The Mycobacterium tuberculosis type-7 protein secretion system ESX-1 is a major driver of its virulence. While the functions of most ESX-1 components are characterized, many others remain poorly defined. In this study, we examined the role of EspK, an ESX-1-associated protein that is thought to be dispensable for ESX-1 activity in members of the Mycobacterium tuberculosis complex. We show that EspK is needed for the timely and optimal secretion of EsxA and absolutely essential for EspB secretion in M. tuberculosis Erdman. We demonstrate that only the EsxA secretion defect can be alleviated in EspK-deficient M. tuberculosis by culturing it in media containing detergents like Tween 80 or tyloxapol. Subcellular fractionation experiments reveal EspK is exported by M. tuberculosis in an ESX-1-independent manner and localized to its cell wall. We also show a conserved W-X-G motif in EspK is important for its interaction with EspB and enabling its secretion. The same motif, however, is not important for EspK localization in the cell wall. Finally, we show EspB in EspK-deficient M. tuberculosis tends to adopt higher-order oligomeric conformations, more so than EspB in wild-type M. tuberculosis. These results suggest EspK interacts with EspB and prevents it from assembling prematurely into macromolecular complexes that are presumably too large to pass through the membrane-spanning ESX-1 translocon assembly. Collectively, our findings indicate M. tuberculosis EspK has a far more active role in ESX-1-mediated secretion than was previously appreciated and underscores the complex nature of this secretion apparatus.

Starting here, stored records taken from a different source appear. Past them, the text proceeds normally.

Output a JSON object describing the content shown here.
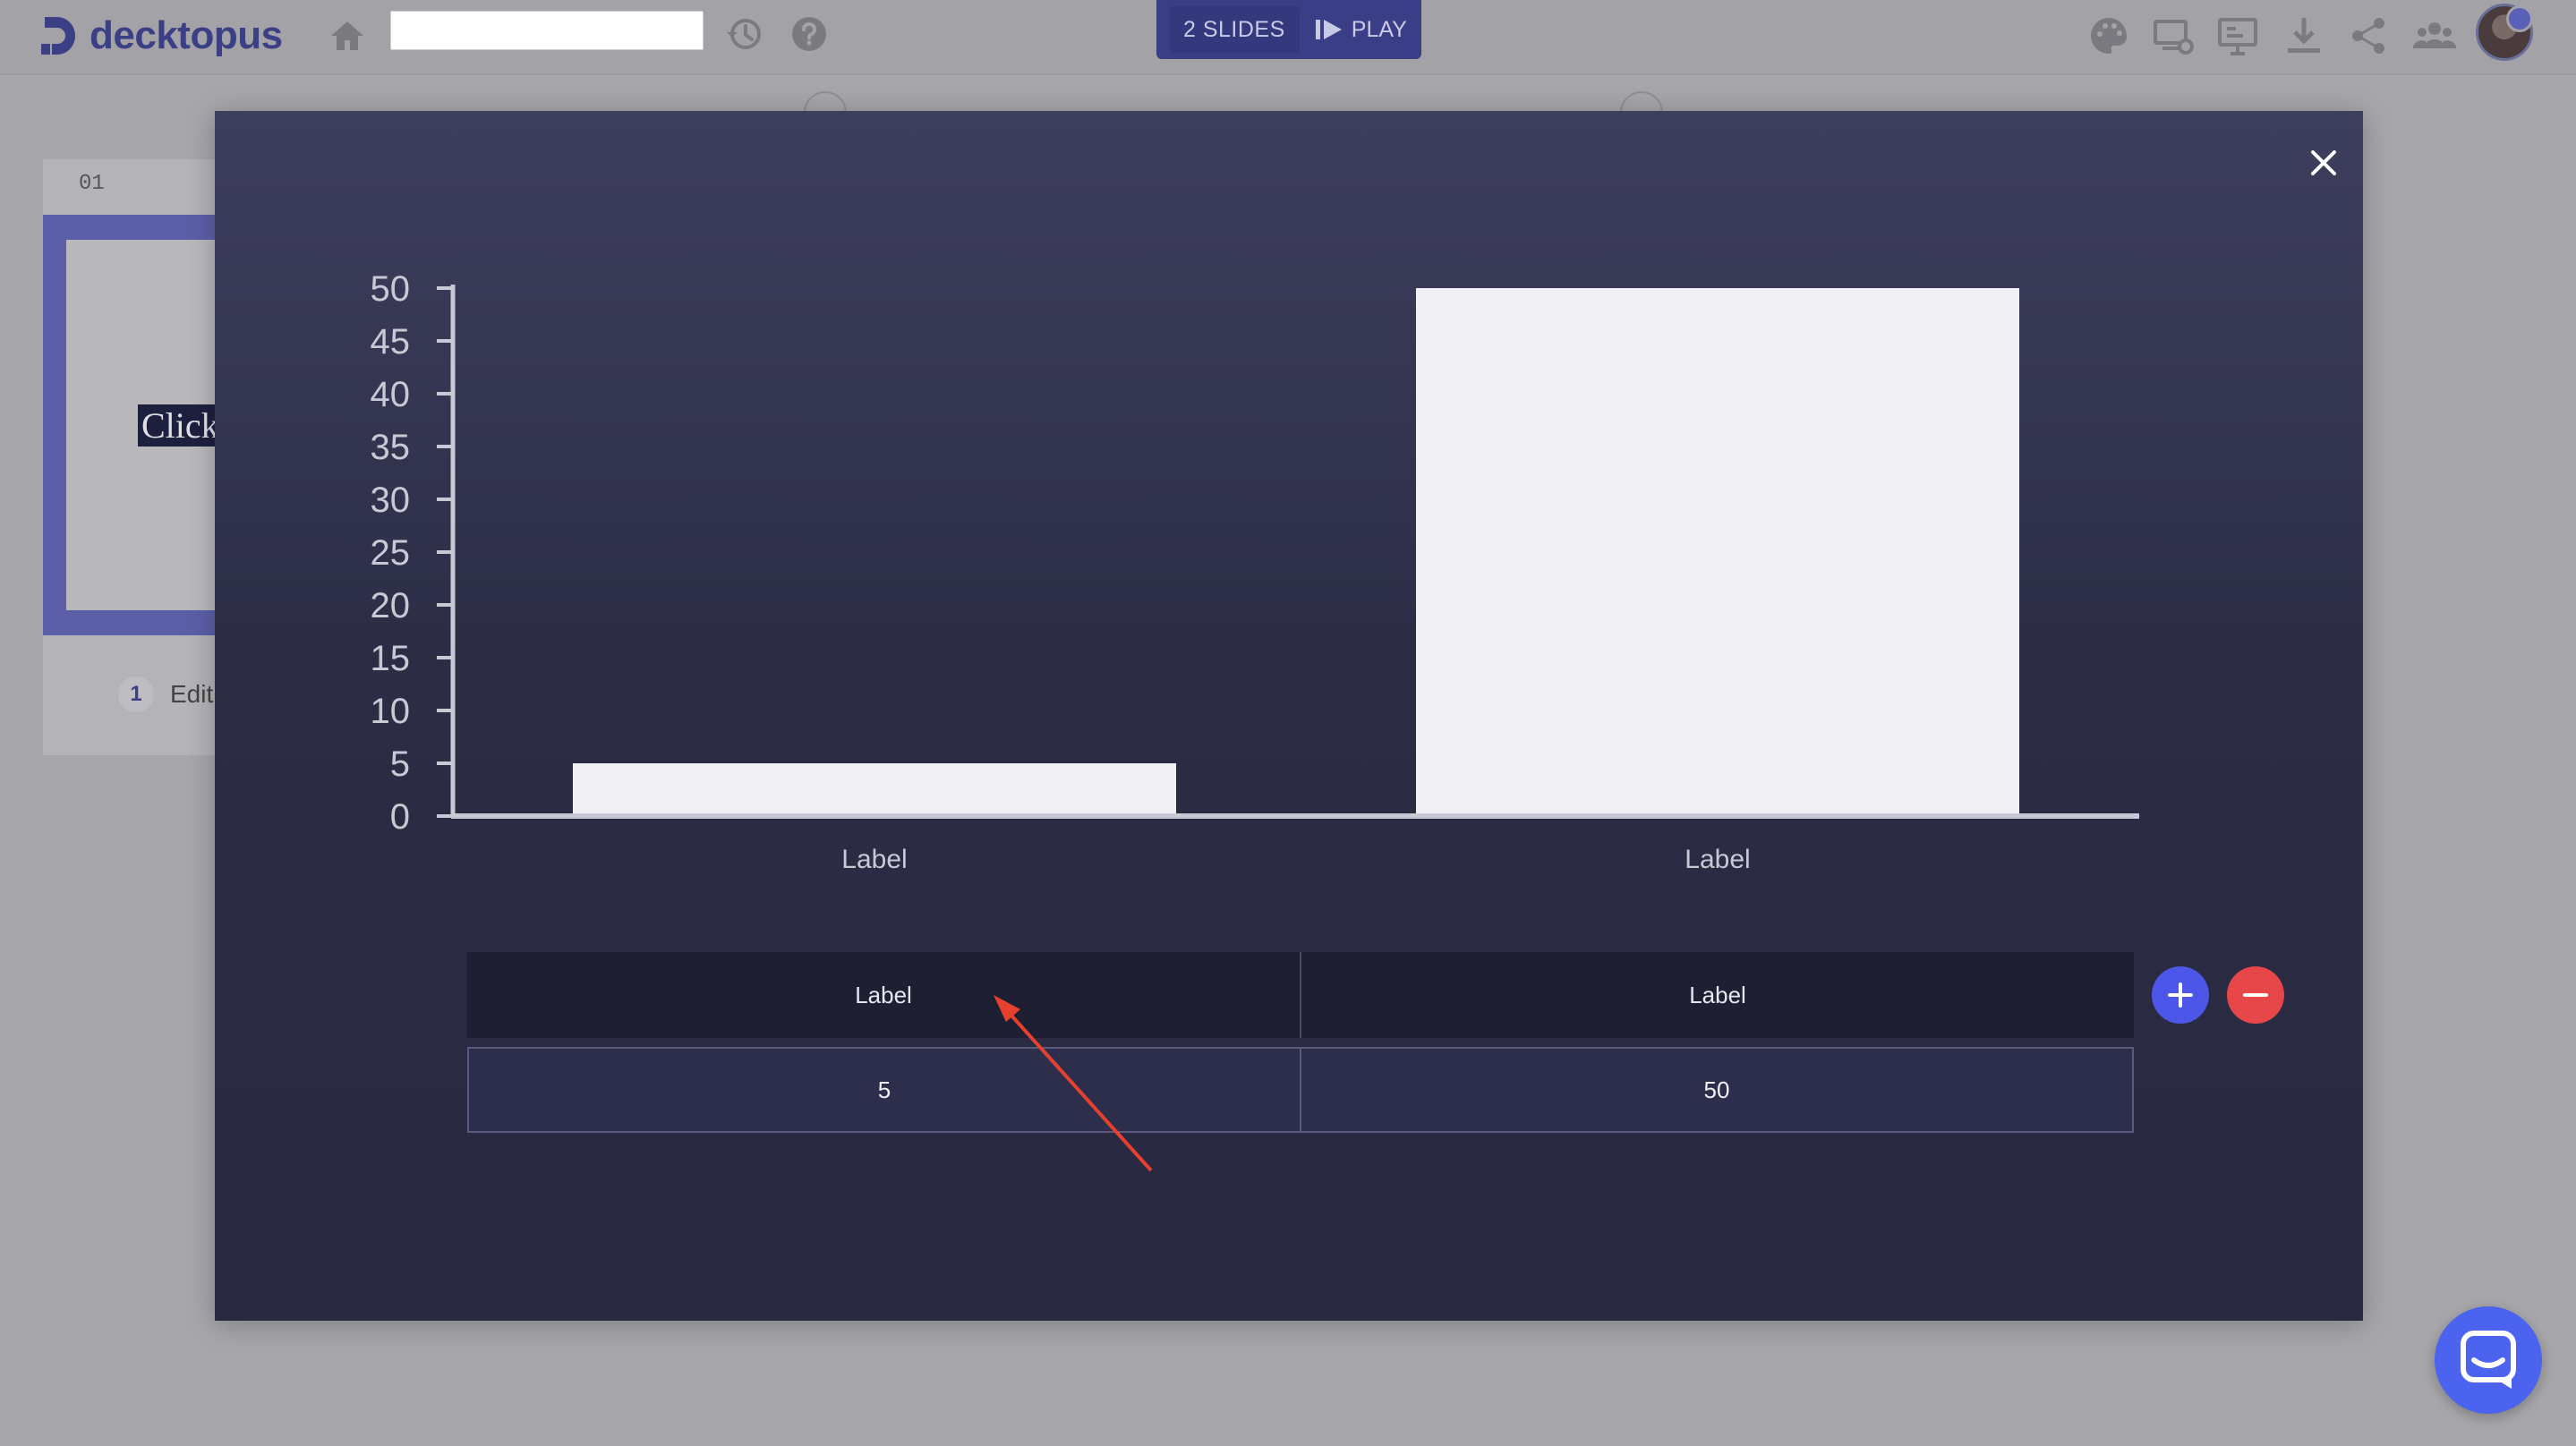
{
  "app": {
    "logo_text": "decktopus",
    "title_value": "",
    "slides_count": "2 SLIDES",
    "play_label": "PLAY"
  },
  "toolbar_icons": [
    "palette-icon",
    "device-settings-icon",
    "presenter-icon",
    "download-icon",
    "share-icon",
    "team-icon"
  ],
  "editor_background": {
    "thumbnail_number": "01",
    "thumbnail_text": "Click",
    "page_badge": "1",
    "edit_label": "Edit"
  },
  "modal": {
    "close_icon": "close-icon",
    "columns": [
      {
        "label": "Label",
        "value": "5"
      },
      {
        "label": "Label",
        "value": "50"
      }
    ],
    "add_icon": "plus-icon",
    "remove_icon": "minus-icon",
    "colors": {
      "bar": "#f0f0f5",
      "axis": "#c9c9d6",
      "add_button": "#4c56e8",
      "remove_button": "#e8474a",
      "annotation_arrow": "#e5412e"
    }
  },
  "chart_data": {
    "type": "bar",
    "categories": [
      "Label",
      "Label"
    ],
    "values": [
      5,
      50
    ],
    "ylim": [
      0,
      50
    ],
    "yticks": [
      0,
      5,
      10,
      15,
      20,
      25,
      30,
      35,
      40,
      45,
      50
    ],
    "grid": false,
    "title": "",
    "xlabel": "",
    "ylabel": ""
  }
}
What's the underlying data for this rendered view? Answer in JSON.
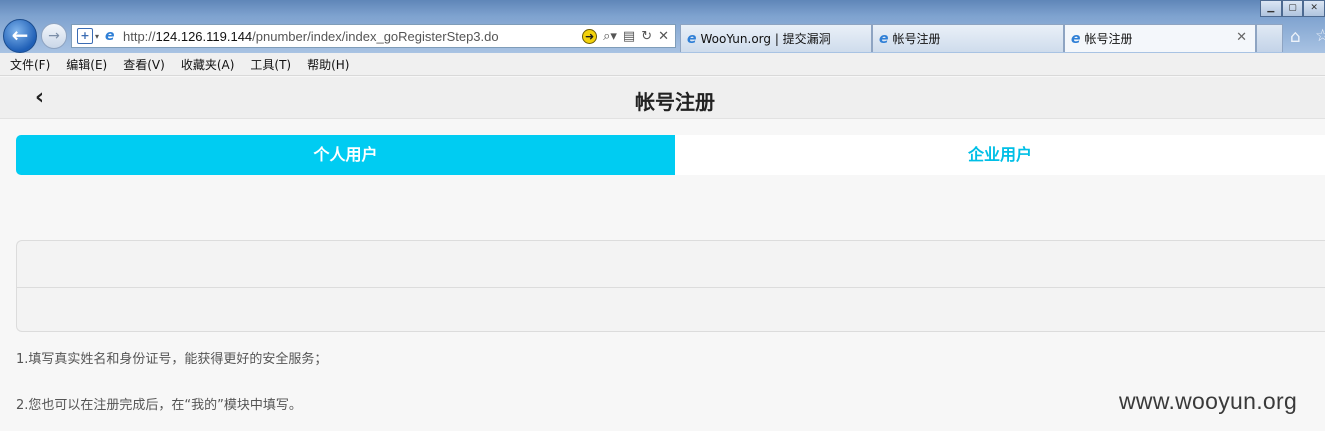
{
  "browser": {
    "url_prefix": "http://",
    "url_host": "124.126.119.144",
    "url_path": "/pnumber/index/index_goRegisterStep3.do",
    "tabs": [
      {
        "label": "WooYun.org | 提交漏洞"
      },
      {
        "label": "帐号注册"
      },
      {
        "label": "帐号注册"
      }
    ],
    "menu": [
      "文件(F)",
      "编辑(E)",
      "查看(V)",
      "收藏夹(A)",
      "工具(T)",
      "帮助(H)"
    ]
  },
  "page": {
    "title": "帐号注册",
    "back_icon": "‹",
    "segments": {
      "personal": "个人用户",
      "enterprise": "企业用户"
    },
    "form": {
      "name_value": "",
      "id_value": ""
    },
    "notes": [
      "1.填写真实姓名和身份证号，能获得更好的安全服务；",
      "2.您也可以在注册完成后，在“我的”模块中填写。"
    ]
  },
  "watermark": "www.wooyun.org",
  "colors": {
    "accent": "#00ccf2",
    "accent_text": "#00bfe6"
  }
}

IMPORTANCE Mycobacterium tuberculosis uses its ESX-1 system to secrete EsxA and EspB into a host to cause disease. We show that EspK, a protein whose role in the ESX-1 machinery was thought to be nonessential, is needed by M. tuberculosis for optimal EsxA and EspB secretion. Culturing EspK-deficient M. tuberculosis with detergents alleviates EsxA but not EspB secretion defects. We also show that EspK, which is exported by M. tuberculosis in an ESX-1-independent manner to the cell wall, interacts with and prevents EspB from assembling into large structures inside the M. tuberculosis cell that are nonsecretable. Collectively, our observations demonstrate EspK is an active component of the ESX-1 secretion machinery of the tubercle bacillus.